Depending on what you are talking about, but usually no. However, it seems like human nature to vent once in a while (because without venting, you can destroy yourself from the inside out).
@andreasiscrazy - interesting – friends get annoyed
@laytexduckie - Agreed – Venting helps me work out differences.
I think it’s okay to talk about someone else to see how they’re doing because that obviously (probably) means they can’t ask the person themselves. I’m in a situation like that. An old friend changed and was horrible to me, but always asks how I’m doing. I don’t think he deserves an answer after all he put me through. Friends have told me he talks about me, seeing if I’m doing well. I know I should talk to him when he cares, but it’s randim that he cares so I don’t care for him.
Lucy and I had a dear mother that refused to ever say anything about anyone else to us. She may have to our Dad, but I doubt it. What is said behind closed doors should remain private especially between spouses. E. Roosevelt had a great saying which I plan to post Monday as my Monday quote that one could apply to your post.
@jennylovve - There are just some people that like to cause problems – I say very little to those people
@Dominie - Totally agree.
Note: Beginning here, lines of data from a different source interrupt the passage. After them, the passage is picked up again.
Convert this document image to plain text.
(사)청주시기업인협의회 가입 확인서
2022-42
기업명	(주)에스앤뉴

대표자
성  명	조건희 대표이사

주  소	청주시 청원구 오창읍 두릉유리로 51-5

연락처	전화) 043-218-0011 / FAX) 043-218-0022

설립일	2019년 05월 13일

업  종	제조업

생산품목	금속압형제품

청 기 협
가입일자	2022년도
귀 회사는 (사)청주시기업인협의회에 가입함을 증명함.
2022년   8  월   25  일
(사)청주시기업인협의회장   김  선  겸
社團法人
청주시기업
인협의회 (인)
I say things to my wife that helps me process another relationship. She does the same with me.
I dislike hurtful gossip. I have in the past had someone tell me about gossip someone had said about me. I told them the person who originally said something bad about me was BS for doing that, and they themselves were BS for repeating it to me.
@lonelywanderer2 - I believe if someone is maliciously talking about someone to me, that person will talk to someone else about me.
I think people need other people to vent to. Like a spouse or close friend. I think thats totally different from gossiping.
@bethro78 - I agree.
My opinion on your three questions would be this; I think its ok to vent to a spouse or good friend just to make things more clear. Your second would be more tricky, I have done this sometimes when I wanted to see how someone was doing I would talk about them (in a nice way) to see if all was alright about them. As long as its not bad talking. Your last one goes back to the first two. Sometimes you have to talk about some one in order to vent or to have that other person set you straight on situations, but talking bad about someone is really never a good idea because it can get misinterpreted.
Scripture tells us to go to the one you have a problem with 1st. Many many problems have resulted in going to others 1st. Sometimes I think it best to give some thought and prayer about a situation even before burdening your mate with it. Kind of a “need to know” basis and what good would it do. It takes 2 to gossip, one to talk , the other to listen. We don’t need a blueprint to know the difference about inquiring about someone else’s well being and the urge to gossip which is usually to hurt someone’s character and dished out with a sense of urgency.Good topic Randy.